H&M may soon charge a fee for online returns

H&M is about to test return fees on merchandise in some markets

H&M logo

H&M could start charging customers for making online returns.

During its latest earnings call with analysts on Thursday, the Swedish clothing company revealed that it is preparing to test return fees on merchandise in select markets.

“It all depends on how it’s received by the customer. So that’s why we do a test to see if that is something to fast track,” said H&M CEO Helena Helmersson at the event. “If we’re about to roll it out, it will take some time. We don’t have an exact time limit on it. But again, let’s see when we see the evaluation of the tests, whether this is the most impactful thing to do or not.”

H&M allows two types of returns: in-store and online. The fast-fashion seller clarified in an email to CNN Business that the fee that will be tested in some of its markets only applies to online returns, noting that “If a customer returns a product that was bought online in-store, there is no fee.”

Why is H&M testing return fees on merchandise?

Charging customers for making online returns will help H&M cut operating costs and expenses, especially now that higher raw material and energy costs, a stronger dollar, a pullback in consumer spending, and even the Russian invasion of Ukraine are weighing on its business.

Aside from being a potential cost-saving move, setting return fees will also help in preventing H&M’s inventory from further piling up. Due to households tightening up their discretionary budgets, CNN Business reported that sellers like H&M are desperate to get rid of clothes, shoes and other fashion items because they are losing lots of money on unsold products. Apparently, return items only make inventory levels worse.

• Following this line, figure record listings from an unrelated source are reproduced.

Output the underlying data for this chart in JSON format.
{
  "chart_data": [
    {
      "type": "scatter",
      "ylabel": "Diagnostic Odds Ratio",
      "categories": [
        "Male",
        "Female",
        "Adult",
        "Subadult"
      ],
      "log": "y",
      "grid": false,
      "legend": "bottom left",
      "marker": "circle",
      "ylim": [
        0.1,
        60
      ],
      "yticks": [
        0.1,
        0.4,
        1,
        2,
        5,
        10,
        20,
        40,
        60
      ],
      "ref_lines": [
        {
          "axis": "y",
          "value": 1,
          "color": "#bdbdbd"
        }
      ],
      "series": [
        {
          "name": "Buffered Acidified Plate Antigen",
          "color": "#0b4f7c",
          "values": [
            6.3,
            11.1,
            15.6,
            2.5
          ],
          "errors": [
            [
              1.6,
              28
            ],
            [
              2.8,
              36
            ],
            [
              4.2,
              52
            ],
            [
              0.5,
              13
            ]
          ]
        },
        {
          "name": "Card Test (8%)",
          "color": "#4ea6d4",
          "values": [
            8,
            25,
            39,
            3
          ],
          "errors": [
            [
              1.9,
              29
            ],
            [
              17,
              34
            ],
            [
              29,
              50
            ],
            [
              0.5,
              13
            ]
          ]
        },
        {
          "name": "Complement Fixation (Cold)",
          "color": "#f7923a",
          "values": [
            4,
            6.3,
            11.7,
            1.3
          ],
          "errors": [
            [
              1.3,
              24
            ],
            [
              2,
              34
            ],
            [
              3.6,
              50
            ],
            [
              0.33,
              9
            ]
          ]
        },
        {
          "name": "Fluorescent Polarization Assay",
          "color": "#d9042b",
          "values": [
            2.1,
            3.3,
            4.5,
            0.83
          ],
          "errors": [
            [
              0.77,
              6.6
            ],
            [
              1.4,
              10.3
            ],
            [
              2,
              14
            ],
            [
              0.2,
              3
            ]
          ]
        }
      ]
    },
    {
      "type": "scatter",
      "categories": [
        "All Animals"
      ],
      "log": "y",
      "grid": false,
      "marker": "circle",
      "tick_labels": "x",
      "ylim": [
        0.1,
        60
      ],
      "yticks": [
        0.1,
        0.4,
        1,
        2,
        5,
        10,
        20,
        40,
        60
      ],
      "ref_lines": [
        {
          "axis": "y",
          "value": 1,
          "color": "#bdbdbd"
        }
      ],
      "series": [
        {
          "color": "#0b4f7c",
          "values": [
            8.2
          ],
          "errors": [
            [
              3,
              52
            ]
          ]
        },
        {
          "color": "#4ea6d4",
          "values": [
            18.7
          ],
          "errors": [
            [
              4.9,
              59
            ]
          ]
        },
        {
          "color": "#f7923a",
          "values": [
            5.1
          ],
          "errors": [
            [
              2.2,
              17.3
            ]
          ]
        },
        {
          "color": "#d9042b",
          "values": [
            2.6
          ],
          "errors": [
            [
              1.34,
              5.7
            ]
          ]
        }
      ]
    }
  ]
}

“Retailers are stuck with excess inventory of unprecedented levels. They can’t afford to take back even more of it,” Burt Flickinger, retail expert and managing director of retail consultancy Strategic Resource Group, told CNN Business. Flickinger said that setting return fees is a smart and strategic tactic to dissuade customers from making returns.

Zara did it first

H&M’s plans to test return fees in select markets come after Zara in the United Kingdom started charging a fee of £1.95 ($2.39) to return merchandise bought online. But unlike H&M which is looking to trim costs and expenses, Zara reportedly instituted the charge for environmental reasons.

Zara UK deducts the fee for online returns from the refund that customers will receive. Meanwhile, customers who purchased items online can still return them in-store for free. In the United States, mailed returns to Zara are still free for 30-days post-purchase.